京都府南丹市で行方不明になった市立園部小の安達結希(あだちゆき)さん(11)の遺体が遺棄された事件で、死体遺棄容疑で逮捕された父親の安達優季容疑者(37)の車のドライブレコーダー映像が一部欠落していたことが18日、捜査関係者への取材で分かった。車外を写すタイプで、府警は、遺棄現場などへの運転経路を隠すため、容疑者が録画を停止したり記録を削除したりしたとみて調べる。
府警によると、結希さんの生存が最後に確認されたのは3月23日朝の登校前。自宅で朝食を食べているのを親族が見ていた。容疑者は府警に対し、結希さんを車で園部小付近まで送り、同日午前8時ごろ降ろしたと説明。正午ごろ、行方不明になったとして自ら110番した。捜査関係者によると、学校近くまで送ったことを裏付ける様子は記録されていたが、それ以外の一部の映像が欠落していた。

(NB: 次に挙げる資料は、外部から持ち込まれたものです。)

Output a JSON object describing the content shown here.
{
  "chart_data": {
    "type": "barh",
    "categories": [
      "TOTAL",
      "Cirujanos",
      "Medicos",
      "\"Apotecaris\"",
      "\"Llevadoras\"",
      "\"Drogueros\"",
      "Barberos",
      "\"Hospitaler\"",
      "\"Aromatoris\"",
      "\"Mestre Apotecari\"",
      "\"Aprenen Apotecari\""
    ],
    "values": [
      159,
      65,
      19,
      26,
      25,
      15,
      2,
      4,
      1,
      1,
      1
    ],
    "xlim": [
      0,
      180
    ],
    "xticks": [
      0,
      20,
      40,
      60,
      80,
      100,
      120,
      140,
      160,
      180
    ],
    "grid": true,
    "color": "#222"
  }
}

遺体発見前、容疑者は捜索に協力するため府警に車のドラレコ映像を見せていた。一方で、府警によると、容疑者は車などで遺体を市内の数カ所に移動させて隠した疑いがある。逮捕を受けて府警はドラレコを押収した。府警は今月18日、遺棄現場の一つの可能性がある公衆トイレの現場検証を実施。ドラレコの解析と並行して容疑者の足取りを調べる。
行方不明判明以降、府警は容疑者のスマートフォンの位置情報などを基に市内を捜索。12日、山中付近で結希さんの物と特徴の似たスニーカーを発見し、13日に別の山林で遺体を見つけた。(共同)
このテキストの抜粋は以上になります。